"Not to have seen the cinema of Ray means existing in the world without seeing the sun or the moon." – Akira Kurosawa
One of the greatest film-makers in the world, Satyajit Ray (2, May, 1921 – 23, April 1992) contributed to the Golden age of Art-house Cinema with many great works of his. He was known for his versatility (as a director, music composer, lyricist and writer), the portrayal of humanism and the comprehensive command over his films and music.
"At the age when Bengali youth almost inevitably writes poetry, I was listening to European Classical music." – Satyajit Ray
Captivated by cinema at a very young age, he was a self-taught filmmaker. He was highly intrigued by the work of eminent directors like De Sica, Fellini, John Ford, and most of his education about film included repeated viewing of film classics by them. His first film Pather Panchali (Song of the Road) was also inspired by Vittorio De Sica‘s The Bicycle Thief (1948); its melancholic storyline, success in spite of non-professional actors and economical means and setting convinced Ray to attempt the film.
"The director is the only person who knows what the film is about." – Satyajit Ray
His first film took two-and-a-half years to complete due to financial constraints. Initially none of the producers were ready to invest in a first-time director with an unconventional plot. He worked with inexperienced crew members working on an unpaid basis. Ray put a lot into this film, including his wife’s jewelry. Released in 1955, Pather Panchali was a huge success and introduced neo-realism in India. With two sequels to the movie, Aparajito (1956) and Apur Sansar (1959), the series were named The Apu Trilogy.
His first film led Ray to be honored by Bharat Ratna, win an Academy Award for Lifetime Achievement and many International Awards, along with an unusual accolade by the British Film Institute as one of the three greatest directors in world cinema. The Apu Trilogy is not the best and most influential but is definitely among the greatest films made anywhere, tracing the life of Apu from childhood to parenthood, showing every aspect of the human life.
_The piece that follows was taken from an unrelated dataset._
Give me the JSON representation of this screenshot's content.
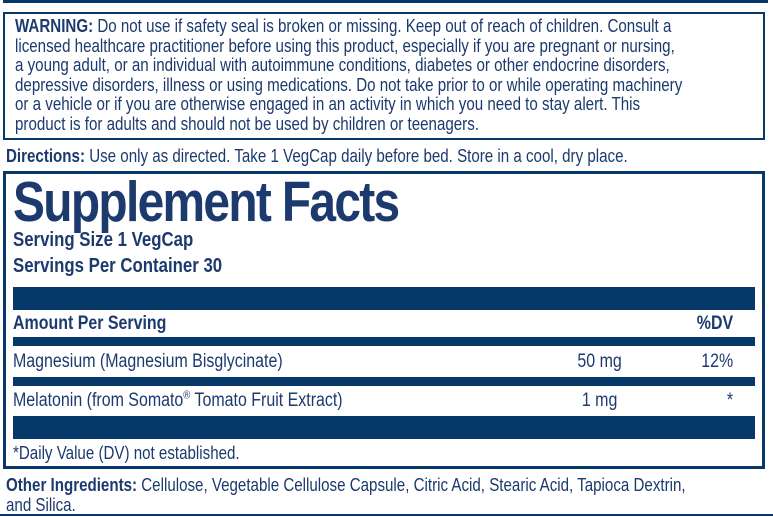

He has made numerous films thereafter but the trilogy has always been considered as one of the best works by Ray.
"I would like my films to last." – Satyajit Ray
After his death, knowing the importance of his films, every effort was made to preserve them. The original negatives of the Apu Trilogy were kept at the Hinderson’s Films Laboratories, South London for restoration and preservation. On July 20 1993, due to a huge nitrate explosion, the lab caught fire and most of the negatives and prints were entirely or mostly damaged, which also included the Apu Trilogy. Severely damaged, the negatives were deemed unusable. Nonetheless, The Academy Film Archive at the Academy of Motion Picture Arts and Science preserved every piece of film.
"There’s always some room for improvisation." – Satyajit Ray
20 years later, the long forgotten negatives were checked by the L’immagine Ritrovata, Italy. Almost half of the films were found to be retrievable and in remarkable quality. The films were rehydrated and manually repaired by technicians. They spent thousands of hours reconstructing sprocket holes, splices and removing glue, tape and wax. It was scanned in 4K resolution and restored digitally. The Apu Trilogy is put back together frame by frame at the Criterion’s Restoration Lab. It has been considered by far the biggest work done by them.
The films were re-released in May 2015 in New York. It is considered an act of faith for the university to preserve the damaged tape and for the technology to develop 20 years later for the films to be retrieved. It was meant to be.
On your birthday, we pledge and hope, to make your wish stay true, Sir. Your films will remain, forever.